The exploding cyber tools ecosystem?
Of course, DR solutions cannot stand on their own; there are many other categories of tools — and related acronyms — deployed throughout organizations’ digital estates. As a result, the ecosystem of cybersecurity tools has exploded, and what we have today is a giant pool of tools to aid security teams in their quests to conquer the entire attack surface.
While detection and response is a well-understood category, the hyper segmentation of terms and acronyms has muddied the space. Many DR tools now don’t only focus on detection and response, as their name implies; they’ve added identification components that, presumably, can help security teams pinpoint problems before they turn into active compromise. What we’re left with is an accumulation of acronyms that don’t mean the same thing to everyone. On top of that, if you stop and drill into the various subcategories, it feels like we’ve got some duplicative efforts—or, at least, the ability to consolidate, as is the stated desire of many practitioners.
What do I mean?
Theoretically, XDR was developed to encompass NDR and EDR — the first iterations of DR tools. MDR offers the managed services version. Shouldn’t XDR cover everything, including managed DR? Logically, “extended” could mean coverage of identity threat detection and response (ITDR), data detection and response (DDR), application detection and response (ADR), “cloud detection and response,” and whatever comes next. It would be much simpler, wouldn’t it? The catch-all acronym “XDR” would clarify the soup.
But since security pros are so fond of acronyms, the creation of micro categories allows us to continue the trend and develop more siloed tools that will likely all converge “n” years from now. In the meantime, though, we have to have a place for each distinct subsection of DR. ITDR, for instance, is an approach for managing identities — both user and system. Cloud detection and response (CDR) clearly focuses on monitoring and managing cloud activity. Not necessarily identities of cloud-based systems and users (because that’s ITDR, at least to some vendors), but it could, couldn’t it? Wouldn’t that equate to “extended detection and response”? Gosh, this is getting confusing.

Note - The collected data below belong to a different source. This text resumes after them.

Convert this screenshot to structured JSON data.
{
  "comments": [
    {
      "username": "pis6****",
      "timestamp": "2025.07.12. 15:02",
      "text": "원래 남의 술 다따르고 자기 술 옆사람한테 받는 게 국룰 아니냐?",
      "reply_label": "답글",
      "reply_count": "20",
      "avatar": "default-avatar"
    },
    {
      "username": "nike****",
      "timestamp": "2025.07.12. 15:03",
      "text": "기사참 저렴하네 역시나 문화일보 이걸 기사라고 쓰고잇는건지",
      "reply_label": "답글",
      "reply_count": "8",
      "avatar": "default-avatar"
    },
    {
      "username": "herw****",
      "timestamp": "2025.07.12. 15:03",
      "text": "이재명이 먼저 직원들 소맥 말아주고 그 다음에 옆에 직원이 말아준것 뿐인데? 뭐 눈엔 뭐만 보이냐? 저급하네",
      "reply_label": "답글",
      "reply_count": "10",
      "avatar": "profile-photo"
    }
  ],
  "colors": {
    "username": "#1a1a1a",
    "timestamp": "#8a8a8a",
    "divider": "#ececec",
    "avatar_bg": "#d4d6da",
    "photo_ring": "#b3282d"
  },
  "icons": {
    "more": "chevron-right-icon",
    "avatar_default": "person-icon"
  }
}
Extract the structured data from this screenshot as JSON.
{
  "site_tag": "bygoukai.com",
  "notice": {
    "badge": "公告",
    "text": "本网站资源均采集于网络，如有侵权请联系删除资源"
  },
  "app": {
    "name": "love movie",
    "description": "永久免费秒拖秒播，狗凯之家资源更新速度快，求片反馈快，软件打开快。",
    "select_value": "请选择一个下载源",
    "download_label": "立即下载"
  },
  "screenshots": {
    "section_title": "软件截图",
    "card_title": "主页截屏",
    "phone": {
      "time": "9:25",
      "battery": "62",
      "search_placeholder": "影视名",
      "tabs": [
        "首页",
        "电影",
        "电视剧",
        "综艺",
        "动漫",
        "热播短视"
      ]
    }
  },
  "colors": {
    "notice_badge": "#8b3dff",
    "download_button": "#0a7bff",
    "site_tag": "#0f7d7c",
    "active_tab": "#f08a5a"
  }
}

DDR is focused on protecting sensitive data (the artist formerly known as “data security”) for data in on-prem networks, cloud environments, applications…but then we have a separate category of ADR; ADR is much more specific to application runtime behavior, but it also analyzes things like user interactions (“identity”?), data flows (“data”?), and network calls (“network”?).
So What?
At the heart of the matter, the real question is: Are all these DR technologies necessary? The answer, I think, is yes. But are they necessary as standalone categories? If my crystal ball worked, it might say that many or even most of these acronymic categories will converge into one larger category, much like how SASE converged complementary categories into one integrated engine.
What’s amusing to me, though, is that, at least from this vantage point, the category they would roll into is…detection and response, which is the top-level umbrella category from which they emerged. In all likelihood, some analyst at one of the top two firms will concoct a creative term that can easily be turned into a catchy acronym that will be splashed across RSA and Black Hat conference booths. Two years later, the tides will turn again, and there will be another attention-grabbing category. For now, “DR” is all the rage. There are plenty of effective products to choose from if you want to swim in the DR soup. Sometime in the near future, though, expect your XDR vendor to buy your ITDR or ADR vendor — so negotiate your contracts well.